The most recent chapter in the saga of the Susitna may end in litigation. Minutes into a special Mat Su Borough Assembly meeting on Tuesday night, deputy mayor and Assemblyman Ron Arvin made the call to move into executive session.
A mere forty-four minutes later, the Assembly members emerged from conclave, only to have Arvin announce that the executive session would be continued on August 21.
“I’ll just jump right in here to put a little wrap on the executive session. We got a demand letter for paymen from the FTA, and there are several potential solutions and responses to that. So we asked staff to put together some additional information, because we could not arrive at a conclusion without knowing some additional details, so that will be the basis of the meeting on the 21st. “
The action was not a surprise. The Borough received a letter last week from the Federal Transportation Administration demanding payment on millions in federal transportation grants with a thirty day deadline for payment
The Assembly plans to continue it’s special meeting out of the public eye on August 21 during mid afternoon, although Assembly member Jim Sykes asked that the public be advised of the Borough’s potential liability be if the Borough has to pay the full 12 million dollar bill
“The demand letter says that if we don’t pay in thirty days, we have to pay whatever some federal published rate is, and then if we don’t pay in ninety days they will hit us with a 6% penalty. So I think that we should understand what our total liability could be.
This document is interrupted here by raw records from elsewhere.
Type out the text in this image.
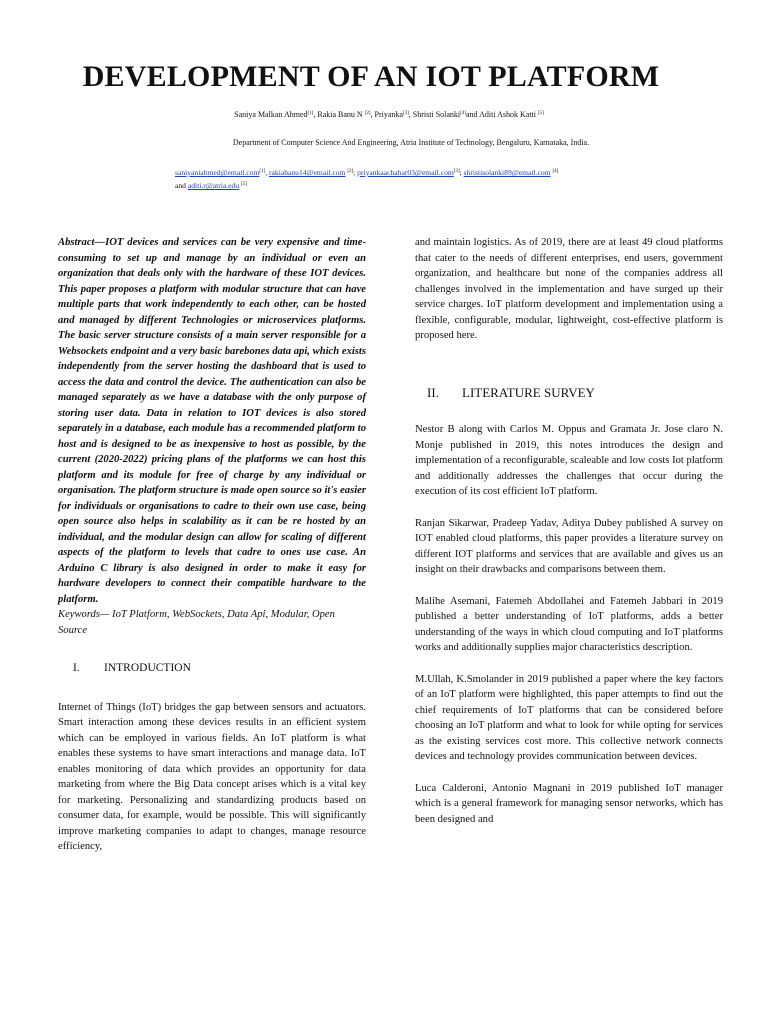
DEVELOPMENT OF AN IOT PLATFORM
Saniya Malkan Ahmed[1], Rakia Banu N [2], Priyanka[3], Shristi Solanki[4]and Aditi Ashok Katti [5]
Department of Computer Science And Engineering, Atria Institute of Technology, Bengaluru, Karnataka, India.
saniyaniahmed@email.com[1], rakiabanu14@email.com [2]; priyankaachahar03@email.com[3]; shristisolanki89@email.com [4]
and aditi.r@atria.edu [5]

Abstract—IOT devices and services can be very expensive and time-consuming to set up and manage by an individual or even an organization that deals only with the hardware of these IOT devices. This paper proposes a platform with modular structure that can have multiple parts that work independently to each other, can be hosted and managed by different Technologies or microservices platforms. The basic server structure consists of a main server responsible for a Websockets endpoint and a very basic barebones data api, which exists independently from the server hosting the dashboard that is used to access the data and control the device. The authentication can also be managed separately as we have a database with the only purpose of storing user data. Data in relation to IOT devices is also stored separately in a database, each module has a recommended platform to host and is designed to be as inexpensive to host as possible, by the current (2020-2022) pricing plans of the platforms we can host this platform and its module for free of charge by any individual or organisation. The platform structure is made open source so it's easier for individuals or organisations to cadre to their own use case, being open source also helps in scalability as it can be re hosted by an individual, and the modular design can allow for scaling of different aspects of the platform to levels that cadre to ones use case. An Arduino C library is also designed in order to make it easy for hardware developers to connect their compatible hardware to the platform.

Keywords— IoT Platform, WebSockets, Data Api, Modular, Open Source

I.	INTRODUCTION

Internet of Things (IoT) bridges the gap between sensors and actuators. Smart interaction among these devices results in an efficient system which can be employed in various fields. An IoT platform is what enables these systems to have smart interactions and manage data. IoT enables monitoring of data which provides an opportunity for data marketing from where the Big Data concept arises which is a vital key for marketing. Personalizing and standardizing products based on consumer data, for example, would be possible. This will significantly improve marketing companies to adapt to changes, manage resource efficiency,

and maintain logistics. As of 2019, there are at least 49 cloud platforms that cater to the needs of different enterprises, end users, government organization, and healthcare but none of the companies address all challenges involved in the implementation and have surged up their service charges. IoT platform development and implementation using a flexible, configurable, modular, lightweight, cost-effective platform is proposed here.

II.	LITERATURE SURVEY

Nestor B along with Carlos M. Oppus and Gramata Jr. Jose claro N. Monje published in 2019, this notes introduces the design and implementation of a reconfigurable, scaleable and low costs Iot platform and additionally addresses the challenges that occur during the execution of its cost efficient IoT platform.

Ranjan Sikarwar, Pradeep Yadav, Aditya Dubey published A survey on IOT enabled cloud platforms, this paper provides a literature survey on different IOT platforms and services that are available and gives us an insight on their drawbacks and comparisons between them.

Malihe Asemani, Fatemeh Abdollahei and Fatemeh Jabbari in 2019 published a better understanding of IoT platforms, adds a better understanding of the ways in which cloud computing and IoT platforms works and additionally supplies major characteristics description.

M.Ullah, K.Smolander in 2019 published a paper where the key factors of an IoT platform were highlighted, this paper attempts to find out the chief requirements of IoT platforms that can be considered before choosing an IoT platform and what to look for while opting for services as the existing services cost more. This collective network connects devices and technology provides communication between devices.

Luca Calderoni, Antonio Magnani in 2019 published IoT manager which is a general framework for managing sensor networks, which has been designed and
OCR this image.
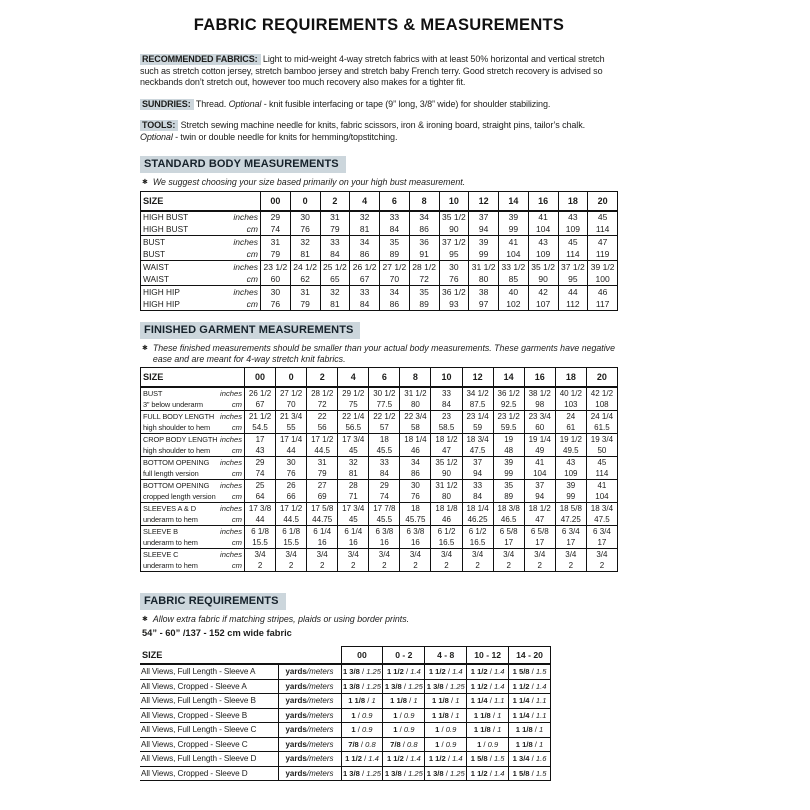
FABRIC REQUIREMENTS & MEASUREMENTS

RECOMMENDED FABRICS: Light to mid-weight 4-way stretch fabrics with at least 50% horizontal and vertical stretch such as stretch cotton jersey, stretch bamboo jersey and stretch baby French terry. Good stretch recovery is advised so neckbands don’t stretch out, however too much recovery also makes for a tighter fit.

SUNDRIES: Thread. Optional - knit fusible interfacing or tape (9” long, 3/8” wide) for shoulder stabilizing.

TOOLS: Stretch sewing machine needle for knits, fabric scissors, iron & ironing board, straight pins, tailor’s chalk. Optional - twin or double needle for knits for hemming/topstitching.

STANDARD BODY MEASUREMENTS
✱ We suggest choosing your size based primarily on your high bust measurement.
SIZE	00	0	2	4	6	8	10	12	14	16	18	20

HIGH BUST inches	29	30	31	32	33	34	35 1/2	37	39	41	43	45

HIGH BUST cm	74	76	79	81	84	86	90	94	99	104	109	114

BUST inches	31	32	33	34	35	36	37 1/2	39	41	43	45	47

BUST cm	79	81	84	86	89	91	95	99	104	109	114	119

WAIST inches	23 1/2	24 1/2	25 1/2	26 1/2	27 1/2	28 1/2	30	31 1/2	33 1/2	35 1/2	37 1/2	39 1/2

WAIST cm	60	62	65	67	70	72	76	80	85	90	95	100

HIGH HIP inches	30	31	32	33	34	35	36 1/2	38	40	42	44	46

HIGH HIP cm	76	79	81	84	86	89	93	97	102	107	112	117
FINISHED GARMENT MEASUREMENTS
✱ These finished measurements should be smaller than your actual body measurements. These garments have negative ease and are meant for 4-way stretch knit fabrics.
SIZE	00	0	2	4	6	8	10	12	14	16	18	20

BUST inches	26 1/2	27 1/2	28 1/2	29 1/2	30 1/2	31 1/2	33	34 1/2	36 1/2	38 1/2	40 1/2	42 1/2

3” below underarm cm	67	70	72	75	77.5	80	84	87.5	92.5	98	103	108

FULL BODY LENGTH inches	21 1/2	21 3/4	22	22 1/4	22 1/2	22 3/4	23	23 1/4	23 1/2	23 3/4	24	24 1/4

high shoulder to hem cm	54.5	55	56	56.5	57	58	58.5	59	59.5	60	61	61.5

CROP BODY LENGTH inches	17	17 1/4	17 1/2	17 3/4	18	18 1/4	18 1/2	18 3/4	19	19 1/4	19 1/2	19 3/4

high shoulder to hem cm	43	44	44.5	45	45.5	46	47	47.5	48	49	49.5	50

BOTTOM OPENING inches	29	30	31	32	33	34	35 1/2	37	39	41	43	45

full length version cm	74	76	79	81	84	86	90	94	99	104	109	114

BOTTOM OPENING inches	25	26	27	28	29	30	31 1/2	33	35	37	39	41

cropped length version cm	64	66	69	71	74	76	80	84	89	94	99	104

SLEEVES A & D inches	17 3/8	17 1/2	17 5/8	17 3/4	17 7/8	18	18 1/8	18 1/4	18 3/8	18 1/2	18 5/8	18 3/4

underarm to hem cm	44	44.5	44.75	45	45.5	45.75	46	46.25	46.5	47	47.25	47.5

SLEEVE B inches	6 1/8	6 1/8	6 1/4	6 1/4	6 3/8	6 3/8	6 1/2	6 1/2	6 5/8	6 5/8	6 3/4	6 3/4

underarm to hem cm	15.5	15.5	16	16	16	16	16.5	16.5	17	17	17	17

SLEEVE C inches	3/4	3/4	3/4	3/4	3/4	3/4	3/4	3/4	3/4	3/4	3/4	3/4

underarm to hem cm	2	2	2	2	2	2	2	2	2	2	2	2
FABRIC REQUIREMENTS
✱ Allow extra fabric if matching stripes, plaids or using border prints.
54” - 60” /137 - 152 cm wide fabric
SIZE		00	0 - 2	4 - 8	10 - 12	14 - 20
All Views, Full Length - Sleeve A	yards/meters	1 3/8 / 1.25	1 1/2 / 1.4	1 1/2 / 1.4	1 1/2 / 1.4	1 5/8 / 1.5
All Views, Cropped - Sleeve A	yards/meters	1 3/8 / 1.25	1 3/8 / 1.25	1 3/8 / 1.25	1 1/2 / 1.4	1 1/2 / 1.4
All Views, Full Length - Sleeve B	yards/meters	1 1/8 / 1	1 1/8 / 1	1 1/8 / 1	1 1/4 / 1.1	1 1/4 / 1.1
All Views, Cropped - Sleeve B	yards/meters	1 / 0.9	1 / 0.9	1 1/8 / 1	1 1/8 / 1	1 1/4 / 1.1
All Views, Full Length - Sleeve C	yards/meters	1 / 0.9	1 / 0.9	1 / 0.9	1 1/8 / 1	1 1/8 / 1
All Views, Cropped - Sleeve C	yards/meters	7/8 / 0.8	7/8 / 0.8	1 / 0.9	1 / 0.9	1 1/8 / 1
All Views, Full Length - Sleeve D	yards/meters	1 1/2 / 1.4	1 1/2 / 1.4	1 1/2 / 1.4	1 5/8 / 1.5	1 3/4 / 1.6
All Views, Cropped - Sleeve D	yards/meters	1 3/8 / 1.25	1 3/8 / 1.25	1 3/8 / 1.25	1 1/2 / 1.4	1 5/8 / 1.5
I hope we can work our way out of this and never have to pay this, but I think we should know what that number is, and the second thing is, we should know, if we did have to pay, where that money would come from. And I think that should be all public information.”
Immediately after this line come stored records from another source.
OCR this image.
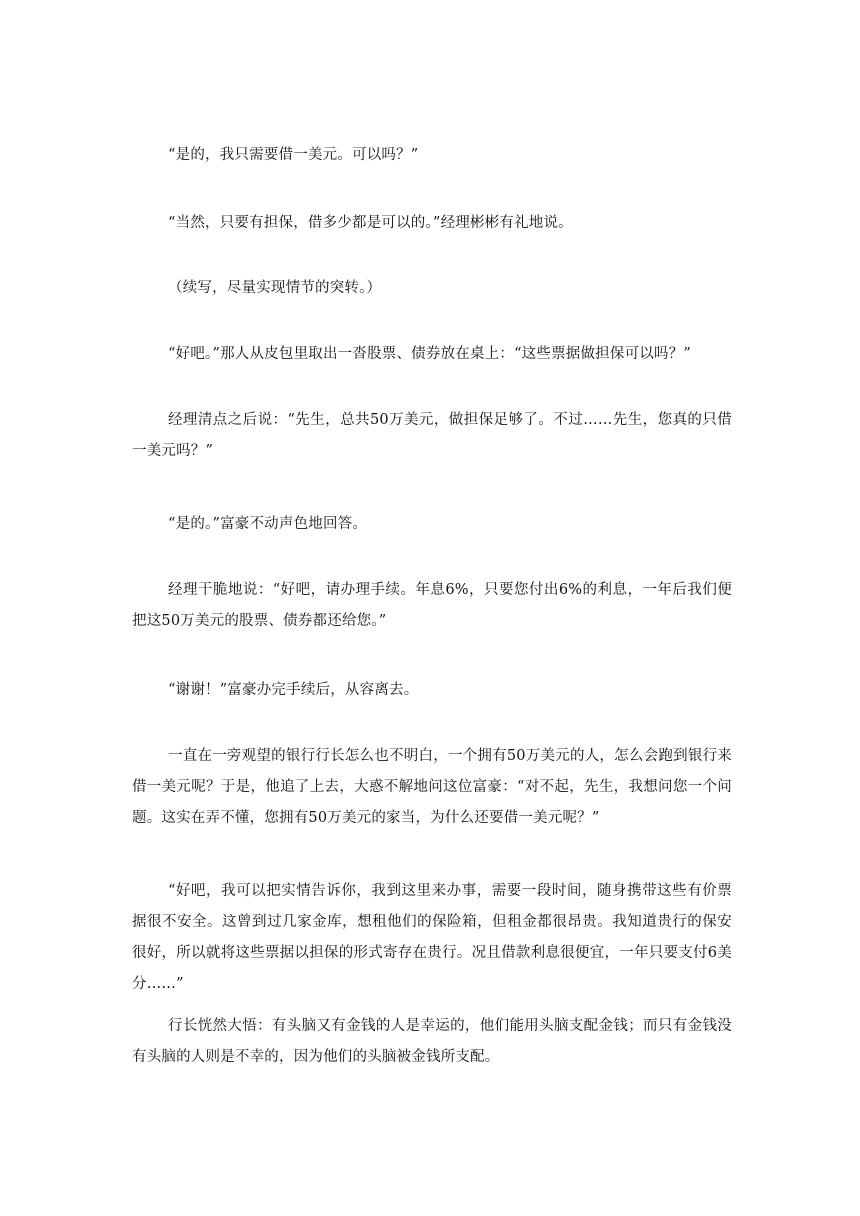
“是的，我只需要借一美元。可以吗？”

“当然，只要有担保，借多少都是可以的。”经理彬彬有礼地说。

（续写，尽量实现情节的突转。）

“好吧。”那人从皮包里取出一沓股票、债券放在桌上：“这些票据做担保可以吗？”

经理清点之后说：“先生，总共50万美元，做担保足够了。不过……先生，您真的只借一美元吗？”

“是的。”富豪不动声色地回答。

经理干脆地说：“好吧，请办理手续。年息6%，只要您付出6%的利息，一年后我们便把这50万美元的股票、债券都还给您。”

“谢谢！”富豪办完手续后，从容离去。

一直在一旁观望的银行行长怎么也不明白，一个拥有50万美元的人，怎么会跑到银行来借一美元呢？于是，他追了上去，大惑不解地问这位富豪：“对不起，先生，我想问您一个问题。这实在弄不懂，您拥有50万美元的家当，为什么还要借一美元呢？”

“好吧，我可以把实情告诉你，我到这里来办事，需要一段时间，随身携带这些有价票据很不安全。这曾到过几家金库，想租他们的保险箱，但租金都很昂贵。我知道贵行的保安很好，所以就将这些票据以担保的形式寄存在贵行。况且借款利息很便宜，一年只要支付6美分……”

行长恍然大悟：有头脑又有金钱的人是幸运的，他们能用头脑支配金钱；而只有金钱没有头脑的人则是不幸的，因为他们的头脑被金钱所支配。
Deputy mayor Arvin said that information would be brought forward at the next meeting.
The MV Susitna was built with federal funds in a Ketchikan shipyard. It was touted in 2008 as the first E-craft, or expeditionary craft, a 195 foot catamaran able to transition from high speed hull to barge and back again. Originally, the ship was intended to be the first ice breaking ferry to ply the waters of Cook Inlet. And the Borough spent 6 million in FTA money on remodeling it for passenger use, while another 6 million went to pay for a ferry terminal building at Port MacKenzie, and for design, engineering and environmental work. But the plan hit a snag some years ago, when the Borough and the city of Anchorage could not agree on a location of a ferry dock on the Anchorage side of Knik Arm. The ferry has been docked in Ketchikan since, at Borough expense.